The always evolving creatures even 'reproduce' thanks to the millions of fans that create their own versions using kits or the specifications published by Jansen on his website. In addition to increasing their numbers, this also results in innovating new designs.
Jansen hopes that with these joint efforts, the beests will evolve to the point that they don't need any human to survive. "My hope is that before I leave the planet, I leave a new specimen to the world," he says. While this attitude towards an inanimate object might seem a bit sentimental, those that have interacted with the Strandbeests agree that there is something magical about this strange PVC-based life form.
Whether the artist ever fulfills his dream remains to be seen. Meanwhile, his unusual art has garnered enough fans to spur him to take his Strandbeests around the world. Their first major U.S. tour began in late August at the Peabody Essex Museum in Salem, Massachusetts.
The special exhibition that is open until January 3, 2016, features seven of Jansen's giant beests along with photos, sketches, and videos, that document the progression of their designs.
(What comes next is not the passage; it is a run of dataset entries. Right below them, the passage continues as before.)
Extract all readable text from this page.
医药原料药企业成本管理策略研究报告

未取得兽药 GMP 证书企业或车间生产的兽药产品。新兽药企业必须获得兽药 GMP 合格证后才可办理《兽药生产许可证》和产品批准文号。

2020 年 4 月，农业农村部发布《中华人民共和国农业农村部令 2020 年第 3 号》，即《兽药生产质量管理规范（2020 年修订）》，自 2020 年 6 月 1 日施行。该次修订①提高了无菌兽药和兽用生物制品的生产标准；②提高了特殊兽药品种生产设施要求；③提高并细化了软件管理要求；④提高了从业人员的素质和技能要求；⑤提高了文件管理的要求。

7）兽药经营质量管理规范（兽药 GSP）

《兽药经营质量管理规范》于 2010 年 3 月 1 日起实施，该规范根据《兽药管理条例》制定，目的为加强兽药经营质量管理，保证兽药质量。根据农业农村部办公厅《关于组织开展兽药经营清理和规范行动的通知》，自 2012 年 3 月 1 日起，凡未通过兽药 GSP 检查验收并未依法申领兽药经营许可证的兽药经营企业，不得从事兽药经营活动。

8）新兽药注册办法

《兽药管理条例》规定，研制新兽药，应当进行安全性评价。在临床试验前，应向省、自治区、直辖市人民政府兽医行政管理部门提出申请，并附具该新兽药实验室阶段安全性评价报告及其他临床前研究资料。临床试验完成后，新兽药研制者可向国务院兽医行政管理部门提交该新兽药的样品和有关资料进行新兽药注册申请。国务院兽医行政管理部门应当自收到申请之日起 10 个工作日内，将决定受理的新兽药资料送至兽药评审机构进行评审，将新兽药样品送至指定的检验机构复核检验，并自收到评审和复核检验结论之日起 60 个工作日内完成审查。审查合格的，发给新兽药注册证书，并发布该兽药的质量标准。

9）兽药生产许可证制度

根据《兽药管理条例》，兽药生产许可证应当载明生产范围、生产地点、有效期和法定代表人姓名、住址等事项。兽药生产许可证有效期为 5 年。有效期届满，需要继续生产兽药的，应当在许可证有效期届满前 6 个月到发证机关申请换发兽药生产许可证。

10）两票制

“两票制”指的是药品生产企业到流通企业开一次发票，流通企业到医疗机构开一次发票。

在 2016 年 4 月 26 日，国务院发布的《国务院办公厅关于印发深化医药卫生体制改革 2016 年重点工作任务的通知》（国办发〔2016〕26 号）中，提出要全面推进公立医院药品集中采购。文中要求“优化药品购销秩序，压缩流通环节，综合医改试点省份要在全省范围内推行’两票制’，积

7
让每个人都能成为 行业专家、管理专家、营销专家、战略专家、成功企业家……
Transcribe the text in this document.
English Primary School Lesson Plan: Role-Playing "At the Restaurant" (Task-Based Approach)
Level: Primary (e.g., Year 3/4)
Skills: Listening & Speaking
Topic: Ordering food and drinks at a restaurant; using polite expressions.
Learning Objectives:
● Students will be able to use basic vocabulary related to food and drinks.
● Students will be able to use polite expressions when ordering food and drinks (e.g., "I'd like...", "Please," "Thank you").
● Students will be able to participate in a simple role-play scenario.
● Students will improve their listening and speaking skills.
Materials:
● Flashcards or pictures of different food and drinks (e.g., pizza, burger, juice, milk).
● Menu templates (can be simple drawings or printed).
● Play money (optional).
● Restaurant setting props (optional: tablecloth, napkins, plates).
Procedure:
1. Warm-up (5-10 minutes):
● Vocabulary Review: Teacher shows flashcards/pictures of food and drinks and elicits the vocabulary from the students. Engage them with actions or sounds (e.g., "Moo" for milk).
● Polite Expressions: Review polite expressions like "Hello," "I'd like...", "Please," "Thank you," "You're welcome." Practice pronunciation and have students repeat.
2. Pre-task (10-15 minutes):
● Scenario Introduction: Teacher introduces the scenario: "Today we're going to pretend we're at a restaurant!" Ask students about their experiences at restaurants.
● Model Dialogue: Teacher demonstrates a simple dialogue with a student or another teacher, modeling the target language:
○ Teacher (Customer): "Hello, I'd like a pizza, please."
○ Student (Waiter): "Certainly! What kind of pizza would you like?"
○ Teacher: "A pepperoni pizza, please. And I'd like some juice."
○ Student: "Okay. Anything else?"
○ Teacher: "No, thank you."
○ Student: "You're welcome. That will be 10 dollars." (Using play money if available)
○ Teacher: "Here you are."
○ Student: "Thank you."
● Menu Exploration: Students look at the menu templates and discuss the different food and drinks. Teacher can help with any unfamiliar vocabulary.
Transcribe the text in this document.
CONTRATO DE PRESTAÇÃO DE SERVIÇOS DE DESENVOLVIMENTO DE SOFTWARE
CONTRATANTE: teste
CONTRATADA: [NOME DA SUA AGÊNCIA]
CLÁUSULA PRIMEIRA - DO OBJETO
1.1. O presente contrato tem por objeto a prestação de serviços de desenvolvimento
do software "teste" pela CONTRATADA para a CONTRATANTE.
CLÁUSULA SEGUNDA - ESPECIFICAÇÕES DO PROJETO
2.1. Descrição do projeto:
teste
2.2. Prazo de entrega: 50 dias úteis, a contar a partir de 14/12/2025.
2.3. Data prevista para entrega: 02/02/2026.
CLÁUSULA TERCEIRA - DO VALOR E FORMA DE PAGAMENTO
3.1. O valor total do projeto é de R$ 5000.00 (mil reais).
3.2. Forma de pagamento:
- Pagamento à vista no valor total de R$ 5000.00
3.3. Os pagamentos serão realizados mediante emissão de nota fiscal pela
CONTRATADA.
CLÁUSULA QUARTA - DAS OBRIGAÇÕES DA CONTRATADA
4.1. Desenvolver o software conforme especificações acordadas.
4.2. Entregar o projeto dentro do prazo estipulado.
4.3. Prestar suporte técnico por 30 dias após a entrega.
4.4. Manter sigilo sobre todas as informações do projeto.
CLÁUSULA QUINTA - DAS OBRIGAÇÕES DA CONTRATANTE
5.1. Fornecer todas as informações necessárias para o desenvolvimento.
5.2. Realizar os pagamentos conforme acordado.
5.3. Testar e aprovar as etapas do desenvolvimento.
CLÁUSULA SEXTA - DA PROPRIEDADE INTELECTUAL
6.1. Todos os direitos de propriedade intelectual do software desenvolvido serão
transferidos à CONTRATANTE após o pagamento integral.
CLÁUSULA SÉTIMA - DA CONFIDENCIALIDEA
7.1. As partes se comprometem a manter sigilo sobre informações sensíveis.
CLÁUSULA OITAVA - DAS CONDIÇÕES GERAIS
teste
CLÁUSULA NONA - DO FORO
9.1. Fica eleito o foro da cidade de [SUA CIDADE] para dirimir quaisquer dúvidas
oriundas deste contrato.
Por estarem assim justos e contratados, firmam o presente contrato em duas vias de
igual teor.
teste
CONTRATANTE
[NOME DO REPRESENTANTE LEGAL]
It also showcases their evolution, from Animaris Vulgaris (the first independently mobile beest, which Jansen called "pathetic" and "primitive") to the most recent Animaris Suspendisse that is 'smart' enough to retreat to drier grounds when it senses water.
While the closed venue makes it impossible for visitors to witness the wind-powered beests walking through sand, they are able to see it in motion by pumping their plastic-bottle 'stomachs' with air.